Both Windows Mobile and Symbian were [beyond the browser] much more capable and resembled more a “mobile computer”; sure, the overall performance on WM was abysmal and its multitasking, though present, was virtually unavailable to the user unless you installed some third party app. But with both WM and Symbian you could do and had “basic” features that you would take for granted in a “mobile computer”:
-copy & paste
-a user accessible file system
-use you phone as a USB drive / drag & drop files between PC and phone
-user replaceable memory cards
-installing applications from any source, as opposed to a single “app store”
Given all the features the first versions of the iPhone was missing, can you blame Nokia for thinking that the iPhone/iOS was not a threat to them? I myself classified the iPhone as a smartphone (just barely) only starting from version 4 of iOS, when it gained the limited multitasking – prior to that it was simply a “smart dumbphone”; heck, the “phone second” bit seemed to refer more to the missing basic phone features of the first iPhone (no MMS and 3G) than to it actually resembling a computer.
However, you expect a lot more from a “mobile computer” than from a “smartphone”, and as such both iOS and Windows Phone fall way short – there is absolutely no way you can classify either one of them as “mobile computers” out of the box (i.e. without jailbreaking/hacking it).
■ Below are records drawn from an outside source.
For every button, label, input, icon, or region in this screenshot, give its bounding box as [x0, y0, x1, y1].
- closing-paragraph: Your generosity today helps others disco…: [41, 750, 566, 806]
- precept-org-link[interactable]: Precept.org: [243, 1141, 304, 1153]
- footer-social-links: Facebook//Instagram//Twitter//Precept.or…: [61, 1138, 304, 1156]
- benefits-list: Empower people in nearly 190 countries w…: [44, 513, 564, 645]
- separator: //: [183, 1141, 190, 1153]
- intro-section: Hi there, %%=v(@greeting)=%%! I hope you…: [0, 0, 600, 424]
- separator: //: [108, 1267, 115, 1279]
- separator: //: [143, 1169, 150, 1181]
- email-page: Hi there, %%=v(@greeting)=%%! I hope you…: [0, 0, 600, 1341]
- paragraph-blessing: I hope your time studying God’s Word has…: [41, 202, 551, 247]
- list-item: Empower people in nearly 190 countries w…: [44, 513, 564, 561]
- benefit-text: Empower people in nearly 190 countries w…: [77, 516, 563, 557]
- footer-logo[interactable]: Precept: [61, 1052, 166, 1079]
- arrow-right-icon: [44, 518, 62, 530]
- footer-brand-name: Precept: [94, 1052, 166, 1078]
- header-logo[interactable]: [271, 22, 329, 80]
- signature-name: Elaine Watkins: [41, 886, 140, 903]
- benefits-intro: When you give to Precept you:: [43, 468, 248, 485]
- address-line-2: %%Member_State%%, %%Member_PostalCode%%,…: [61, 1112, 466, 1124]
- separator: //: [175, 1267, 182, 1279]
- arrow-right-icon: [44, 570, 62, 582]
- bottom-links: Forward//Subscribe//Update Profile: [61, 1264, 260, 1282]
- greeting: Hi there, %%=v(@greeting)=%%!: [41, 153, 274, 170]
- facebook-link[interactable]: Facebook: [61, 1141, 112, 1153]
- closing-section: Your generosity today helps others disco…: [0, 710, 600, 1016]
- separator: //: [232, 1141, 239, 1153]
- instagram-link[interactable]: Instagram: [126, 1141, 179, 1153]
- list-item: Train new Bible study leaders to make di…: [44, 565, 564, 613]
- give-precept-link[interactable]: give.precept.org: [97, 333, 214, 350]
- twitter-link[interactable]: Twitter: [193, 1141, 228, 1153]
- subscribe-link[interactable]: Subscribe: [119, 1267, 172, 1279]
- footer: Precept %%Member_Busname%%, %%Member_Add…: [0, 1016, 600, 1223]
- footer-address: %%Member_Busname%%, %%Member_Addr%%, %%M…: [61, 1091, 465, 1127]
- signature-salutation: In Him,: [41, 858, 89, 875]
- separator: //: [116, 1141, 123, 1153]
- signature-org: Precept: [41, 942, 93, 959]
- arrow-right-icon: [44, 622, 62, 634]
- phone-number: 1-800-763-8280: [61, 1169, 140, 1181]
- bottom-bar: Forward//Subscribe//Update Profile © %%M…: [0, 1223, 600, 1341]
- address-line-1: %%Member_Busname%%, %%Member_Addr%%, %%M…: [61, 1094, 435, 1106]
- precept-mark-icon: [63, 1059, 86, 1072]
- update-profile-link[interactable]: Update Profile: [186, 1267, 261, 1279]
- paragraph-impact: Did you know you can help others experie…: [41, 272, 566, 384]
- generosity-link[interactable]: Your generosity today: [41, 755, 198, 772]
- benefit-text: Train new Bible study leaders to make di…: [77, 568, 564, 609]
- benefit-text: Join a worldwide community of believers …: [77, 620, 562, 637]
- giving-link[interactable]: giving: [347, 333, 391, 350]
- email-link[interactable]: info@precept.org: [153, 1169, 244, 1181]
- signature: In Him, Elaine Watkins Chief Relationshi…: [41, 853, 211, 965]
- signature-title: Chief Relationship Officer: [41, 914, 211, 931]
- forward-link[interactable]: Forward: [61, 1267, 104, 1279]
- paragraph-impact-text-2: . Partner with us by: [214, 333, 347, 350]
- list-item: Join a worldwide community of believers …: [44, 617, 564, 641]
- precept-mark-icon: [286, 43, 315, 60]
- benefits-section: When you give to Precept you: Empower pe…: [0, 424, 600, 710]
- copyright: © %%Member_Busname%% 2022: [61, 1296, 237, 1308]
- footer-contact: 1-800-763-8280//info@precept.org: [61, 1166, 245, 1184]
That is one of the reasons I am excited about the Nokia N9 as it is currently the device that, by the looks of it, most resembles a computer in your pocket.
But in the [not] long run I do want a true mobile computer that will give me the same freedom and capabilities as my desktop computer, which I why I am looking forward to see what Windows 8 is all about as it presumably will truly bring the PC to the phone; of course, if MeeGo or Canonical could come up with something before or around that same time, then that would be even more interesting.